Tenino basketball players, like senior Dustin Hammond, have been playing multiple sports together for years.

“We know he’s there for us and will help us any way he can,” Hammond said.

“I feel like we can talk to him about anything, whether it’s about basketball or school,” Harris said.

Harris and Peterson were both part of that 1-16 team as freshmen on the varsity team, and those losing experiences have helped them learn how to win.

“If they hadn’t gone through that, something as tough as losing that many games, I’m not sure we’d be having this same conversation,” Enos said. “They saw a lot and really became motivated to put in the extra work that is required to win.  Losing many times can lead to winning and for these guys to see their hard work pay-off is huge.”
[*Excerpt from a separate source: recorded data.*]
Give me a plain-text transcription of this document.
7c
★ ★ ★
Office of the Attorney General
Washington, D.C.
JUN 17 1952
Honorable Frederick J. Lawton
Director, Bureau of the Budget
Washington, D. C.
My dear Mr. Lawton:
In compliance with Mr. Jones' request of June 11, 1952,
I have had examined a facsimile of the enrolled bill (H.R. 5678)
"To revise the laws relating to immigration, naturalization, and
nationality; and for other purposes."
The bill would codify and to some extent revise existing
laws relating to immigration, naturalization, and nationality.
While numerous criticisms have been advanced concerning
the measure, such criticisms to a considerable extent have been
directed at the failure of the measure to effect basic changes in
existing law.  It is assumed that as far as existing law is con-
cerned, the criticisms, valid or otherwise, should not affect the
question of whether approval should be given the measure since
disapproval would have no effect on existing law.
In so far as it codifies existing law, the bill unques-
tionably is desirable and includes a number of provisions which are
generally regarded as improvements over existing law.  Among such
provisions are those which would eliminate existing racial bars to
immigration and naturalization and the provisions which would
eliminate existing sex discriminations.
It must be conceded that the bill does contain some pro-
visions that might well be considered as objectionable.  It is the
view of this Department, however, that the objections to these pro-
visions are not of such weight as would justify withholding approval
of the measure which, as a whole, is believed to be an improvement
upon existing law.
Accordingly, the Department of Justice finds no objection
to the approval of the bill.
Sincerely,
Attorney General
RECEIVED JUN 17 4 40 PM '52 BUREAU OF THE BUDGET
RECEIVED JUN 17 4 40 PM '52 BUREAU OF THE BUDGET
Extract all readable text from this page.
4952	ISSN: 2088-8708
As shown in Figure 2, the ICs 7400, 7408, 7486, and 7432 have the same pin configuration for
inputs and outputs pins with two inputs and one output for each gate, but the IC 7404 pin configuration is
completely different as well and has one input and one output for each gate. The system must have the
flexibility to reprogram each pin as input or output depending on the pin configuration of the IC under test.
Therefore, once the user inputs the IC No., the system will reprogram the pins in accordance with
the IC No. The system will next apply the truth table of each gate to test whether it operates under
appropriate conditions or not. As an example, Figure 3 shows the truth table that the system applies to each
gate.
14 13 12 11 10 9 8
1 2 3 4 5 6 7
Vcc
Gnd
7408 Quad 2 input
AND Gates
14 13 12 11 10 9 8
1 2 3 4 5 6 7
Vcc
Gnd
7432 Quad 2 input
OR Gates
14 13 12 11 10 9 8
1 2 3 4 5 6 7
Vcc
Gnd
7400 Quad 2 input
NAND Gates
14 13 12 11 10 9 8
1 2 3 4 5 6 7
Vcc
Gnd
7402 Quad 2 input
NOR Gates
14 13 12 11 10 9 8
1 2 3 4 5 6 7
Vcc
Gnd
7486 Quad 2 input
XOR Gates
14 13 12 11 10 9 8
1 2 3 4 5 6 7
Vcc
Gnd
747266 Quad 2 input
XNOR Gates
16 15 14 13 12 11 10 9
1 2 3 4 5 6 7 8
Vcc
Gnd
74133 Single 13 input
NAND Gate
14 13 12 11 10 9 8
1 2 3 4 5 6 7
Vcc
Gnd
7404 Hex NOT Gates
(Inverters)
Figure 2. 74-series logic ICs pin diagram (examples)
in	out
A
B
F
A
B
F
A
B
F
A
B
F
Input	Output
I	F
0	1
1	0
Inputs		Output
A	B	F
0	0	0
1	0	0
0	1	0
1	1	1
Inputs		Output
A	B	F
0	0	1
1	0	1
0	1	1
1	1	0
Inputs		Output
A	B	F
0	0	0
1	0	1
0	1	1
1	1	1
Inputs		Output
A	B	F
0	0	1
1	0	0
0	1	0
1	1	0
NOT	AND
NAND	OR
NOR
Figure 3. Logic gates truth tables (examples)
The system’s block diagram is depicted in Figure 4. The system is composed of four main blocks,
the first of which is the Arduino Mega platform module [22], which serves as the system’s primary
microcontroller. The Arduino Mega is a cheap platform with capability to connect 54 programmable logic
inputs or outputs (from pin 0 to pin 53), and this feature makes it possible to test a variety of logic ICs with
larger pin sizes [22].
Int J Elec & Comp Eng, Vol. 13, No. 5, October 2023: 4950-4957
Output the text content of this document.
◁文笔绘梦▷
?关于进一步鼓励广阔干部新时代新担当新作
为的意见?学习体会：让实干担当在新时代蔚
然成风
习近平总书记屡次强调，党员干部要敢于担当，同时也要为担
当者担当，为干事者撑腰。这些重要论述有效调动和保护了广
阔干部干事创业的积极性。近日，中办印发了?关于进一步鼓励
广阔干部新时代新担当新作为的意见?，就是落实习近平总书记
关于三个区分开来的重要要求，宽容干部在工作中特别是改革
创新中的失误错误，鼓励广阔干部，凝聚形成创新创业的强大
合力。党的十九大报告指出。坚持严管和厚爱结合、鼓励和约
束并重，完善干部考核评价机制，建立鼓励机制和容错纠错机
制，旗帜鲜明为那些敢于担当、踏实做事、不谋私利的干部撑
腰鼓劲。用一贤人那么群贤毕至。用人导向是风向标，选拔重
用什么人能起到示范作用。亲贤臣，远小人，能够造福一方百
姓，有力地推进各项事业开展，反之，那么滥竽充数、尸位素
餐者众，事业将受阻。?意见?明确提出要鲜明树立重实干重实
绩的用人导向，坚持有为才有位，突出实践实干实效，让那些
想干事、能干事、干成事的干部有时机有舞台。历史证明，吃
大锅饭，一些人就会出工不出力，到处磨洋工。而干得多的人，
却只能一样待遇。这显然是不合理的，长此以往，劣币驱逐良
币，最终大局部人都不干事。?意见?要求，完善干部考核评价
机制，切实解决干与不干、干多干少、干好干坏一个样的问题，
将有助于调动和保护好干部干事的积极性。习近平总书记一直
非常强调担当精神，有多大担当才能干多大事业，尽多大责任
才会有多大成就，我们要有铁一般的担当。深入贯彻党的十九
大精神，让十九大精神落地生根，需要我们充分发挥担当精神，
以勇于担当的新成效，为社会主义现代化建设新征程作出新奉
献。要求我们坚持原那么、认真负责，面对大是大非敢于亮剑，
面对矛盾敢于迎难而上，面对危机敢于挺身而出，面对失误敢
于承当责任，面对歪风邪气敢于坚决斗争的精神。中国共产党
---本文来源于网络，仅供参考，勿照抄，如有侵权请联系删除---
The players and coach are also happy they’ve had a positive impact on the community.

“To get the support we receive now is huge and it’s really special to be a part of,” Peterson said. “We grew up playing middle school sports here together and really have always thought we would be successful in every sport we’ve played.   Playing in packed home games with lots of support is so much fun, and I know we can’t get enough of that.”

“When I first started out, the program just wasn’t as appealing to the fans and not just because of losing,” Enos said. “But as we began playing the game the right way, with lots of effort and at the same time sportsmanship, we received more support.  And now, the winning is catching up with all of that, so it’s a special group and town to be a part of.”